Da Agência Senado
BRASÍLIA – Foi aprovado, nesta terça-feira (7), o requerimento de calendário especial (RQS 988/2023) para votação da PEC da Reforma Tributária (PEC 45/2019). Com isso, a proposta será votada pelo Plenário do Senado nesta quarta-feira (8), a partir das 14h.
A aprovação do calendário especial permite que a PEC seja votada em dois turnos em um único dia. Foram 48 votos a favor do requerimento e 24 contra.
O requerimento de calendário especial foi aprovado mesmo após diversos senadores pedirem que a votação da reforma tributária fosse adiada para que pudessem analisar melhor a PEC e as emendas acolhidas pelo relator, senador Eduardo Braga (MDB-AM). Reclamaram, também, o direito de apresentar novas emendas no Plenário, que ficaria prejudicado com o calendário especial.
“Esse tempo de discussão, que é previsto no nosso Regimento, permite justamente que nós tenhamos a condição de amadurecer o que foi votado na CCJ. E nós não estamos tratando de um projeto qualquer.
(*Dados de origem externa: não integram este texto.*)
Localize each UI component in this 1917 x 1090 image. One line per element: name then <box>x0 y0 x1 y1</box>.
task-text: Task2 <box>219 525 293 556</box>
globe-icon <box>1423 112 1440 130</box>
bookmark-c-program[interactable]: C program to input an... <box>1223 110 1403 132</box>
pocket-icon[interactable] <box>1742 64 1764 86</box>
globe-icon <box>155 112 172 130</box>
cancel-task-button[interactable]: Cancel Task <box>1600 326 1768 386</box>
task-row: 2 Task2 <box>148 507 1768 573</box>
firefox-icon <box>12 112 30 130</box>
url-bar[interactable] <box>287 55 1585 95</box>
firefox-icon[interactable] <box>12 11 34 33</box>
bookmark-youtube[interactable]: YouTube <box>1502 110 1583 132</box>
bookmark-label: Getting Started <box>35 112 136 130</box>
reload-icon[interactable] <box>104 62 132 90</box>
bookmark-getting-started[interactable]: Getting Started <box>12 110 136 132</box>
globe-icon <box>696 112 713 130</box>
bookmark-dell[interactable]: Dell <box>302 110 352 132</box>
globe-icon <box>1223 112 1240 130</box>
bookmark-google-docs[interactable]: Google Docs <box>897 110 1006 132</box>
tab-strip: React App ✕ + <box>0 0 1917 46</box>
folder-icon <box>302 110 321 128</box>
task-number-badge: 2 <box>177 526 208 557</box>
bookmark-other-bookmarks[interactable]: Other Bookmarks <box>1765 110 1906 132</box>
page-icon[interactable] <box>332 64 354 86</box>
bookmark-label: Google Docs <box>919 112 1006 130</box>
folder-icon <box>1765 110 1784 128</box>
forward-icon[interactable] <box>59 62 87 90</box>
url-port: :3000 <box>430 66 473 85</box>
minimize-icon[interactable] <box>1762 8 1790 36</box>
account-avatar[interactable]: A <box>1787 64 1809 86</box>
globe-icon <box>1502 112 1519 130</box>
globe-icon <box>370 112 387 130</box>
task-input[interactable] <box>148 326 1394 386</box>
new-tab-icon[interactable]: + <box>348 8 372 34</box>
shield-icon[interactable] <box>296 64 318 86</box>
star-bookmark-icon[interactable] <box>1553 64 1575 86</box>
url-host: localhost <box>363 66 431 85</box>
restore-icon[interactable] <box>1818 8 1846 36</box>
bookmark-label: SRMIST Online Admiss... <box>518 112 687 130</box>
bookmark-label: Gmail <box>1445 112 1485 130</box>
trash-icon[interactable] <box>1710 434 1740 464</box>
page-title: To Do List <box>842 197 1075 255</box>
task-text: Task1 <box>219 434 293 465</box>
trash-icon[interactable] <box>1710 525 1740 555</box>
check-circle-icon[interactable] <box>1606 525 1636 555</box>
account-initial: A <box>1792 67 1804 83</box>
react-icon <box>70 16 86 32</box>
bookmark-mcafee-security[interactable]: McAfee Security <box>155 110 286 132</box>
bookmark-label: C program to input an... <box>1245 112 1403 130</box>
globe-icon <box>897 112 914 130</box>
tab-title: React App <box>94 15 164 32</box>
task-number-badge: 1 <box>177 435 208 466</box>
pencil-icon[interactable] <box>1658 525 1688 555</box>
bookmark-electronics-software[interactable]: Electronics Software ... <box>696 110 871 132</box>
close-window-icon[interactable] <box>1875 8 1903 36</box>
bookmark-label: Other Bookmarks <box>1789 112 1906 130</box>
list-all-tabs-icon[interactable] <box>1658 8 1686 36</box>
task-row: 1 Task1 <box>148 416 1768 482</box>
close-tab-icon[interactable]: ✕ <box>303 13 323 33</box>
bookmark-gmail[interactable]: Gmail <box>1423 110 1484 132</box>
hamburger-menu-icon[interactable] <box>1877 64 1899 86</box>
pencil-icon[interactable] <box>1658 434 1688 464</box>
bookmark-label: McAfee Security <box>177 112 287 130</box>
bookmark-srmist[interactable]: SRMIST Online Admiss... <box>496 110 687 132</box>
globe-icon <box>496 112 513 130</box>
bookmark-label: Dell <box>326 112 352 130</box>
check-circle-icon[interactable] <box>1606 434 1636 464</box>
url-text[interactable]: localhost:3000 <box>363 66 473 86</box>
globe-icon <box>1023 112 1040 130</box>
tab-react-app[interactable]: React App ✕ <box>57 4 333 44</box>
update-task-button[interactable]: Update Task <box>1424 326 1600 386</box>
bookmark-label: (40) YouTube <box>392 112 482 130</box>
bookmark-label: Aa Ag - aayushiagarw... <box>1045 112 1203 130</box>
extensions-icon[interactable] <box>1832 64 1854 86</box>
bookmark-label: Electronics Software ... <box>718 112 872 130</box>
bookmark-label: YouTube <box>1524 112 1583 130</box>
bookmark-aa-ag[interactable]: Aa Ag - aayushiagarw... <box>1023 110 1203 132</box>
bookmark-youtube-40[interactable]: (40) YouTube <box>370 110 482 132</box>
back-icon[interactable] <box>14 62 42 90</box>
Nós estamos tratando da mudança de todo o sistema tributário brasileiro, que vai perdurar, acredito eu, pelos próximos anos”, disse o senador Rogério Marinho (PL-RN).
Na mesma linha, pediram mais tempo antes da votação os senadores Izalci Lucas (PSDB-DF), Flávio Arns (PSB-PR) e Eduardo Girão (Novo-CE), entre outros.
Já a aprovação do calendário foi defendida pelos senadores Jaques Wagner (PT-BA), Otto Alencar (PSD-BA), Randolfe Rodrigues (Rede-AP) e pelo relator da PEC.
“Ela foi votada no dia de hoje [terça] na CCJ, depois de um período de vista de duas semanas. Essa matéria recebeu mais de 780 emendas no decorrer da sua tramitação no Senado. O direito de os senadores se manifestarem, com todas as matizes e com todas as propostas, foi realizado. Tanto é assim que o relatório aprovado por 20 votos, em um total de 27 na CCJ, acolheu 245 emendas das 780 apresentadas”, argumentou Braga.